Canton Repository

June 16, 2001

Massillon native nominated to be ambassador to Eritrea 

Copley Washington correspondent 

WASHINGTON — Situation wanted: Ambassador and peacemaker in hot, dusty, impoverished East African nation ravaged by drought and war.

That’s the job that Massillon native Donald J. McConnell is looking for, and it’s the job he’ll get if everything works out.

President Bush has nominated the career foreign service officer to be ambassador to Eritrea, a nation about the size of Ohio, sandwiched between Sudan and Ethiopia on the Red Sea. The nomination requires Senate approval, which is not expected to be a problem.

“I asked for this particular assignment,” said McConnell, 61, who put the position at the top of his wish list after more than three decades in the foreign service.

Currently deputy assistant secretary of state in the bureau for political-military affairs, he previously served as ambassador to Burkina Faso, another small country in west Africa, from 1993 to 1996.

Eritrea would not be every diplomat’s first choice. Search the Web for information on Africa’s youngest nation and you come up with tips such as this one from Lonely Planet: “Unless you’re a kamikaze war correspondent or a person just looking for trouble, Eritrea is not a place you want to visit.”

But McConnell is eager for the move to the Eritrean capital, Asmara, where he and his wife, Frances, and his mother-in-law would live.

“I’m definitely looking forward to it,” said McConnell, who was posted in Asmara, then part of Ethiopia, as a young foreign service officer 30 years ago. “It’s kind of interesting to go back to a place and see it much later.”

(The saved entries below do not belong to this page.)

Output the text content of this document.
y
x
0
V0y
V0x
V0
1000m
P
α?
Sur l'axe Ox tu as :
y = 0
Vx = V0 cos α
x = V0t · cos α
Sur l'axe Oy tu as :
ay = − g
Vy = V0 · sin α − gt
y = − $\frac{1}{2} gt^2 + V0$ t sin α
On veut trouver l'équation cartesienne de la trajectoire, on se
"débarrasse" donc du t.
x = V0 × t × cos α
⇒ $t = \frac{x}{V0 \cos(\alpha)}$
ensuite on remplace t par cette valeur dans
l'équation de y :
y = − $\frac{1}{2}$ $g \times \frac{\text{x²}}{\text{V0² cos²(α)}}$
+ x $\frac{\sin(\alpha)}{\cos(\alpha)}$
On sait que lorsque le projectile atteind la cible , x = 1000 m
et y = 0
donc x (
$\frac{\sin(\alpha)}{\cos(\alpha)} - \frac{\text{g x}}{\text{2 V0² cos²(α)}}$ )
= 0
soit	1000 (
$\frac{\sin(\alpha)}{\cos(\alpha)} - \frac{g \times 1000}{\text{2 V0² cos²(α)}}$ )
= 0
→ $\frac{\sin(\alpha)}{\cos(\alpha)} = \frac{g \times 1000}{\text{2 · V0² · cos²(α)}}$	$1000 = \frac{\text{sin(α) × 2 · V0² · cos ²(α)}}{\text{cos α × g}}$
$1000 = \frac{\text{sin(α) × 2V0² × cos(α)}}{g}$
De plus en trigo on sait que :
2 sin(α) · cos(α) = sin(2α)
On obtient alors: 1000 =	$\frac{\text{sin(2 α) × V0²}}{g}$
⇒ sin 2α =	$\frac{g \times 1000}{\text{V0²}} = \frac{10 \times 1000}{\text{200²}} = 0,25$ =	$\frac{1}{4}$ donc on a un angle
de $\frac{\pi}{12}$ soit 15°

The challenge of promoting peace and regional stability in the troubled land also motivates him. Eritrea declared itself independent in 1993 after a 30-year struggle with Ethiopia. The two nations fell into conflict again in 1998 over a border dispute. The fighting cost tens of thousands of lives and displaced much of the population before a cease-fire last June.

Border negotiations continue while United Nations troops patrol a buffer zone between the two countries.

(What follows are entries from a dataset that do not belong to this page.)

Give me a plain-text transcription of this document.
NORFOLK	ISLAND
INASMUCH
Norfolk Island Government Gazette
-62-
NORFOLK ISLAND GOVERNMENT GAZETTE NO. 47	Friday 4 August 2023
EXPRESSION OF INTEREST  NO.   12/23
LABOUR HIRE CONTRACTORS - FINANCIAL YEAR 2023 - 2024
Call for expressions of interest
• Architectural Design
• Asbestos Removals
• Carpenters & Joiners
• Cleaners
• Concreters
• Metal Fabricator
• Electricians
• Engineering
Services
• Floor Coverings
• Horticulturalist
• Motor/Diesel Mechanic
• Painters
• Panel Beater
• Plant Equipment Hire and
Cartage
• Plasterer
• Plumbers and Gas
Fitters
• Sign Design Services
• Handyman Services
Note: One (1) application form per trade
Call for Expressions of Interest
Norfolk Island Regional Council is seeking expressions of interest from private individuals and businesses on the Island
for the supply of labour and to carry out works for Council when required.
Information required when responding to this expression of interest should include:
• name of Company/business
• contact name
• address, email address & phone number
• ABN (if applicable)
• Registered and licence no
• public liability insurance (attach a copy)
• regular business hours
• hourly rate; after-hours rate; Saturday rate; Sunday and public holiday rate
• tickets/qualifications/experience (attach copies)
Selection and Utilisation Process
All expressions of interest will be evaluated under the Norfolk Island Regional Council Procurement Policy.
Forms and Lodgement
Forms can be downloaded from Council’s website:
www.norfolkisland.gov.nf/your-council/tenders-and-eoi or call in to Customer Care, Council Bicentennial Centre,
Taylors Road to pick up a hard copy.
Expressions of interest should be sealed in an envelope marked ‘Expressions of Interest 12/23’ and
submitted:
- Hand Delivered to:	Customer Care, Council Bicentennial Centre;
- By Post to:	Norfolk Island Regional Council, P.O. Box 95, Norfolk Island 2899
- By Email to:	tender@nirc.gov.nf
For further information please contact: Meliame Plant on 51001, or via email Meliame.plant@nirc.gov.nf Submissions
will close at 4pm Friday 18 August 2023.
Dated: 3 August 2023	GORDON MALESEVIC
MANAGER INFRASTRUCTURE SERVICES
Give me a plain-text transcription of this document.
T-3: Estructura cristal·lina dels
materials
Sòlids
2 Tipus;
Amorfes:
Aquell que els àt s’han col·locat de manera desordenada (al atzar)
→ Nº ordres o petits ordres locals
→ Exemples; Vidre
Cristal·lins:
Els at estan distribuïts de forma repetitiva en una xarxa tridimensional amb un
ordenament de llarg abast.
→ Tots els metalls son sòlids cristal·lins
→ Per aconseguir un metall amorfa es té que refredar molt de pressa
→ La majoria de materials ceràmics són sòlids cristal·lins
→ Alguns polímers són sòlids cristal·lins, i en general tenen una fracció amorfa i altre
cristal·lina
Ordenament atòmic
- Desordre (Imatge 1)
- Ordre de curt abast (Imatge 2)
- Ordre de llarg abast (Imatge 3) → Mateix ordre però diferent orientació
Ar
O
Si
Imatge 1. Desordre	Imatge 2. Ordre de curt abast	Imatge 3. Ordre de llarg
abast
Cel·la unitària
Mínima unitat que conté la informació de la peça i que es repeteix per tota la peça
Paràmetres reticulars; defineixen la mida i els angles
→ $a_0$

“I think it’s exciting. It’s what he wants to do,” said McConnell’s sister, Natalie Gravo, who lives in Massillon. “He’s loved Africa. All of his appointments in Africa he’s really loved.”

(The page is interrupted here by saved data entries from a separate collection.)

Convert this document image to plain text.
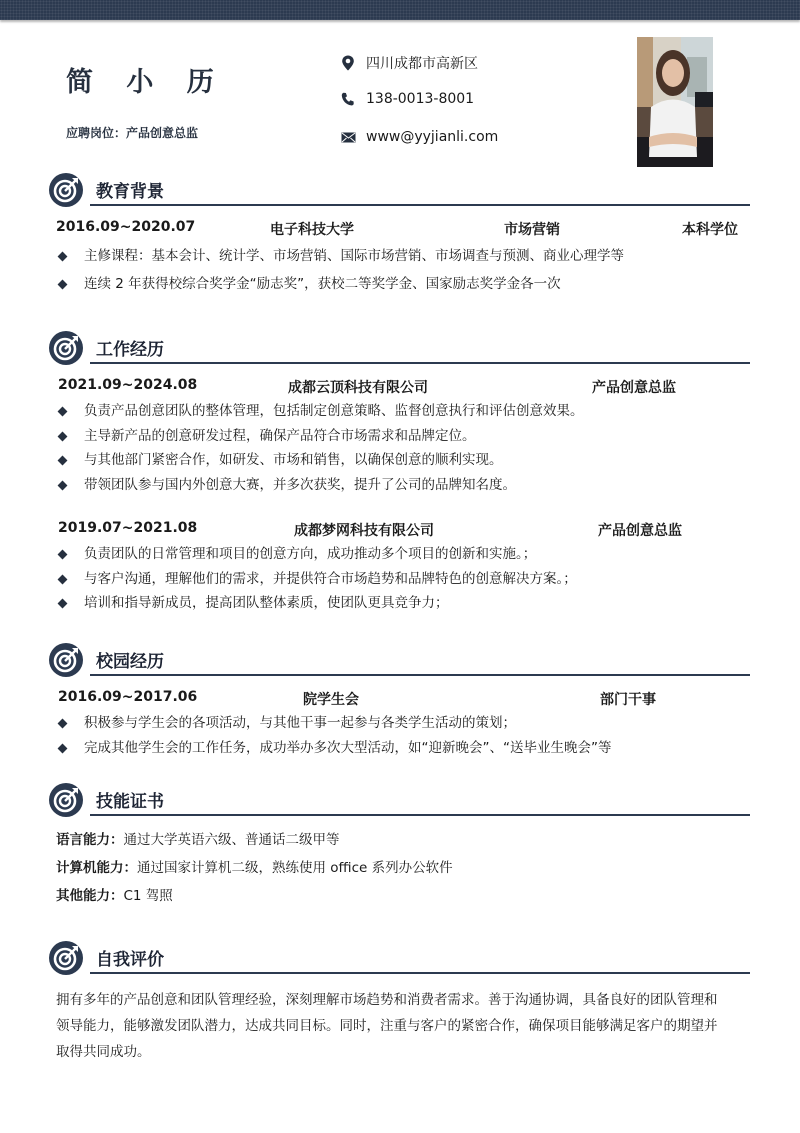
简 小 历
应聘岗位：产品创意总监
四川成都市高新区
138-0013-8001
www@yyjianli.com
教育背景
2016.09~2020.07	电子科技大学	市场营销	本科学位
主修课程：基本会计、统计学、市场营销、国际市场营销、市场调查与预测、商业心理学等
连续 2 年获得校综合奖学金“励志奖”，获校二等奖学金、国家励志奖学金各一次
工作经历
2021.09~2024.08	成都云顶科技有限公司	产品创意总监
负责产品创意团队的整体管理，包括制定创意策略、监督创意执行和评估创意效果。
主导新产品的创意研发过程，确保产品符合市场需求和品牌定位。
与其他部门紧密合作，如研发、市场和销售，以确保创意的顺利实现。
带领团队参与国内外创意大赛，并多次获奖，提升了公司的品牌知名度。
2019.07~2021.08	成都梦网科技有限公司	产品创意总监
负责团队的日常管理和项目的创意方向，成功推动多个项目的创新和实施。；
与客户沟通，理解他们的需求，并提供符合市场趋势和品牌特色的创意解决方案。；
培训和指导新成员，提高团队整体素质，使团队更具竞争力；
校园经历
2016.09~2017.06	院学生会	部门干事
积极参与学生会的各项活动，与其他干事一起参与各类学生活动的策划；
完成其他学生会的工作任务，成功举办多次大型活动，如“迎新晚会”、“送毕业生晚会”等
技能证书
语言能力：通过大学英语六级、普通话二级甲等
计算机能力：通过国家计算机二级，熟练使用 office 系列办公软件
其他能力：C1 驾照
自我评价
拥有多年的产品创意和团队管理经验，深刻理解市场趋势和消费者需求。善于沟通协调，具备良好的团队管理和
领导能力，能够激发团队潜力，达成共同目标。同时，注重与客户的紧密合作，确保项目能够满足客户的期望并
取得共同成功。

Currently residing in Reston, Va., McConnell considers Massillon home. Until the last election, he voted by absentee ballot as an Ohio resident.

After attending St. Mary’s School in Massillon, where he played football, he went to Central Catholic High School in Perry Township, graduating near the top of his class.

“I wasn’t big enough to be on the high school football team,” he said.

He always was very bright, his sister recalls, and more interested in board games than sports.

“He read the newspaper when he was 4 years old,” she said. 

Two of McConnell’s brothers live in Massillon, a third is in Cleveland and a sister lives in Parma Heights.

A graduate of John Carroll University in Cleveland, McConnell was a Fulbright scholar and earned master’s degrees from Stanford and Harvard. He speaks French and German.